ChatGPT and Teaching English

A bit over a week ago a colleague sent me an essay from The Atlantic that claimed we had reached the end of teaching high school English with the availability of ChatGPT. Coincidentally, I was teaching Ted Chiang’s brilliant story, “Truth of Fact, Truth of Feeling” which is about the adoption of technologies (one imaginary and one real) and what they do to us. I had queued up his story “Understand” (about hyper intelligence) to do next. So, on Thursday, December 15, my class and I opened ChatGPT and watched in real-time as it: retold Goodnight Mood in the style of Stephen King; retold the story of Arachne and Minerva as a country and western song; and as it wrote a brief essay comparing Malcolm X to world mythology.
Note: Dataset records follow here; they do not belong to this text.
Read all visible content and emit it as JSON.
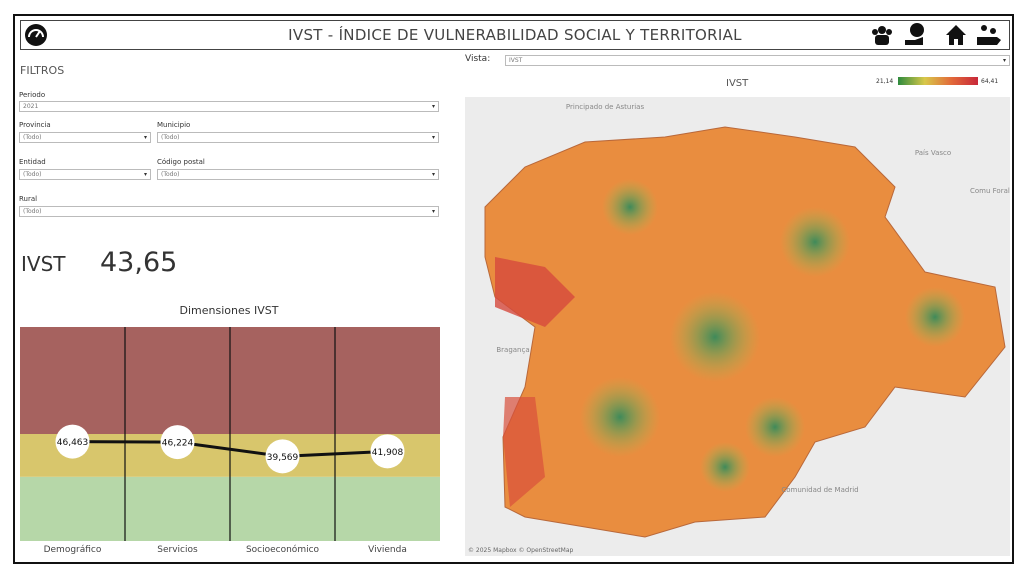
{
  "header": {
    "title": "IVST - ÍNDICE DE VULNERABILIDAD SOCIAL Y TERRITORIAL"
  },
  "filters": {
    "title": "FILTROS",
    "fields": [
      {
        "label": "Periodo",
        "value": "2021"
      },
      {
        "label": "Provincia",
        "value": "(Todo)"
      },
      {
        "label": "Municipio",
        "value": "(Todo)"
      },
      {
        "label": "Entidad",
        "value": "(Todo)"
      },
      {
        "label": "Código postal",
        "value": "(Todo)"
      },
      {
        "label": "Rural",
        "value": "(Todo)"
      }
    ]
  },
  "kpi": {
    "label": "IVST",
    "value": "43,65"
  },
  "view": {
    "label": "Vista:",
    "value": "IVST"
  },
  "map": {
    "title": "IVST",
    "legend_min": "21,14",
    "legend_max": "64,41",
    "places": [
      "Principado de Asturias",
      "País Vasco",
      "Comu Foral Nava",
      "Bragança",
      "Comunidad de Madrid"
    ],
    "attribution": "© 2025 Mapbox © OpenStreetMap"
  },
  "chart_data": {
    "type": "line",
    "title": "Dimensiones IVST",
    "categories": [
      "Demográfico",
      "Servicios",
      "Socioeconómico",
      "Vivienda"
    ],
    "values": [
      46.463,
      46.224,
      39.569,
      41.908
    ],
    "value_labels": [
      "46,463",
      "46,224",
      "39,569",
      "41,908"
    ],
    "color": "#111111",
    "ylim": [
      0,
      100
    ],
    "bands": [
      {
        "from": 0,
        "to": 30,
        "color": "#b6d7a8"
      },
      {
        "from": 30,
        "to": 50,
        "color": "#d8c66c"
      },
      {
        "from": 50,
        "to": 100,
        "color": "#a6625f"
      }
    ]
  }
}
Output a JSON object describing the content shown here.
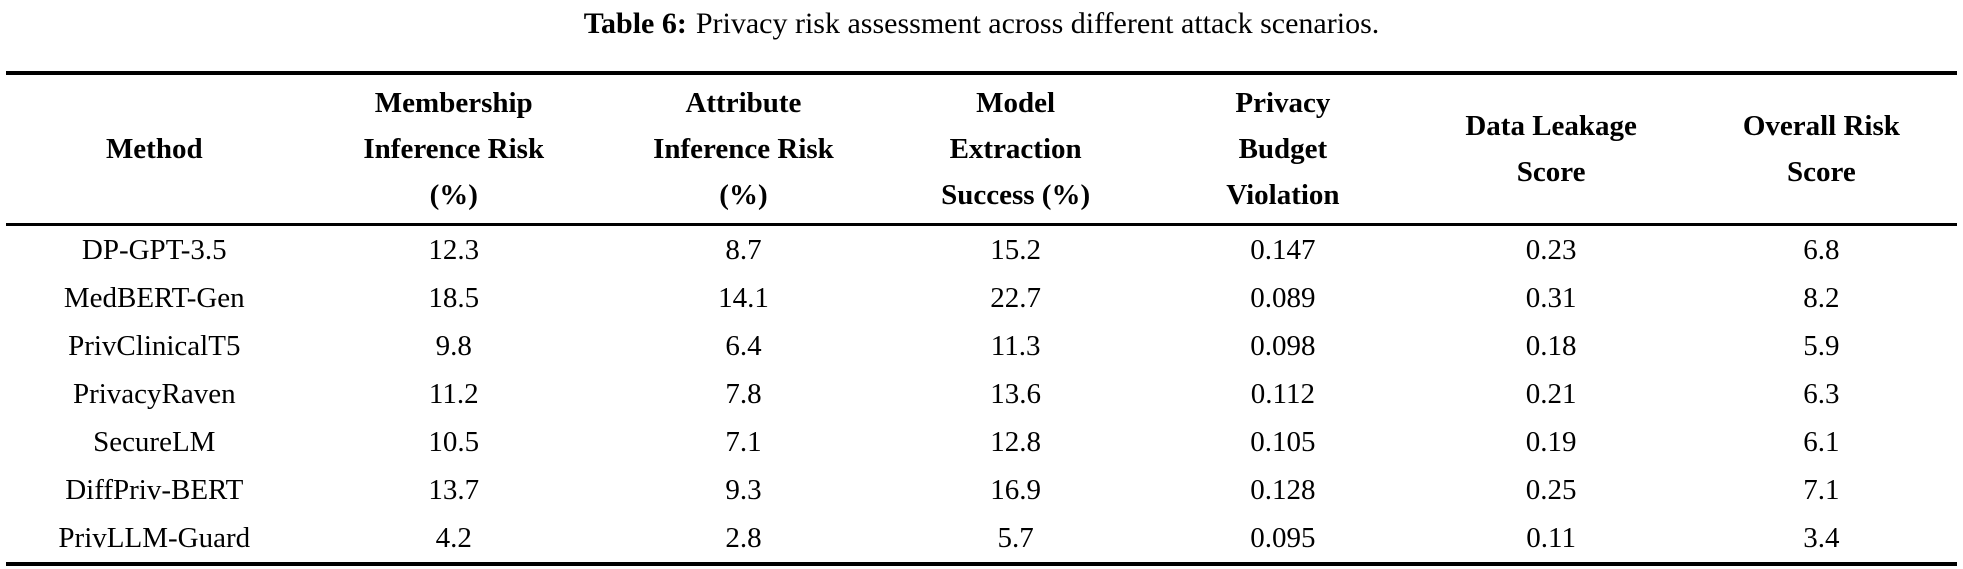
{
  "caption": {
    "label": "Table 6:",
    "text": "Privacy risk assessment across different attack scenarios."
  },
  "table": {
    "columns": [
      {
        "id": "method",
        "lines": [
          "Method"
        ]
      },
      {
        "id": "membership-inference-risk",
        "lines": [
          "Membership",
          "Inference Risk",
          "(%)"
        ]
      },
      {
        "id": "attribute-inference-risk",
        "lines": [
          "Attribute",
          "Inference Risk",
          "(%)"
        ]
      },
      {
        "id": "model-extraction-success",
        "lines": [
          "Model",
          "Extraction",
          "Success (%)"
        ]
      },
      {
        "id": "privacy-budget-violation",
        "lines": [
          "Privacy",
          "Budget",
          "Violation"
        ]
      },
      {
        "id": "data-leakage-score",
        "lines": [
          "Data Leakage",
          "Score"
        ]
      },
      {
        "id": "overall-risk-score",
        "lines": [
          "Overall Risk",
          "Score"
        ]
      }
    ],
    "rows": [
      {
        "method": "DP-GPT-3.5",
        "values": [
          "12.3",
          "8.7",
          "15.2",
          "0.147",
          "0.23",
          "6.8"
        ]
      },
      {
        "method": "MedBERT-Gen",
        "values": [
          "18.5",
          "14.1",
          "22.7",
          "0.089",
          "0.31",
          "8.2"
        ]
      },
      {
        "method": "PrivClinicalT5",
        "values": [
          "9.8",
          "6.4",
          "11.3",
          "0.098",
          "0.18",
          "5.9"
        ]
      },
      {
        "method": "PrivacyRaven",
        "values": [
          "11.2",
          "7.8",
          "13.6",
          "0.112",
          "0.21",
          "6.3"
        ]
      },
      {
        "method": "SecureLM",
        "values": [
          "10.5",
          "7.1",
          "12.8",
          "0.105",
          "0.19",
          "6.1"
        ]
      },
      {
        "method": "DiffPriv-BERT",
        "values": [
          "13.7",
          "9.3",
          "16.9",
          "0.128",
          "0.25",
          "7.1"
        ]
      },
      {
        "method": "PrivLLM-Guard",
        "values": [
          "4.2",
          "2.8",
          "5.7",
          "0.095",
          "0.11",
          "3.4"
        ]
      }
    ]
  },
  "colors": {
    "text": "#000000",
    "background": "#ffffff",
    "rule": "#000000"
  }
}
Several of my colleagues were distraught over the article and a couple were aghast that I would show my class this since it certainly could address most of (if not all of) the writing prompts I have given for years. But, all apologies to the writer from The Atlantic, I don’t think we have reached the end of high school English. Ron Charles of The Washington Post also wrote about ChatGPT in his Book Club notes and lots of people are apocalyptically declaiming the end of op-eds and all sorts of things.

This past summer I read C. Thi Nguyen’s astonishing article “How Twitter Gamifies Communication” (and I am now about half-way through his book, Games: Agency as Art). I have long been interested in “gamifying” education for two reasons: 1) education and games share the idea of mastery through scaffolding; and 2) games are fun and education should be, at its best, about PLAY. Not “play” as frivolity–I am talking about the total absorption, loss of time, intensity of experience kind of play. But I am now thinking that I need to adjust my love of gamification–while retaining the best parts.

I say this because Ngyuen’s argument, which I am simplifying here, is that Twitter, with its “rankings” or “grading” through “likes” and “retweets;” through its “scoring” system changes the fundamental goals of communication into something different. Nguyen argues that the genius of games is to have us accept the rules of the game and that we adopt the values that the designer creates and then play within the game. By making communication a game, Twitter changes what we value.

But education has LONG been gamified. Schools, school systems, and too many teachers, impart the value proposition that you should chase the points or you should chase the grade. In fact, education is elaborately designed as a game but it is NOT necessarily knowledge or understanding or wisdom that is valued–it is the accumulation of points. (Now, most teachers will claim that is NOT what they are doing but then a look at a syllabus or course policy sheet or at their assessments will reveal that the points are the value. And parents and kids and administrators are all happy to agree.)

What if we adopted in our classes much more of an “apprenticeship model” and convinced people to chase knowledge or understanding–not the grade–to chase mastery and not points? We would be adopting what I have elsewhere called the Sherpa model ( the other two great roles for teachers being the Magician and the Stripper).

I am going to spend some time trying to work out how this looks in my classroom–and I am fortunate in that I have been doing so for the past few years anyway so I have something to start with. I don’t think we have reached the end of High School English; but maybe we have reached the end of teaching it in the way that, frankly, needed to end. I am optimistic–but I am also much closer to the end of my career than the beginning and so I could clearly be wrong about ChatGPT and whatever comes next.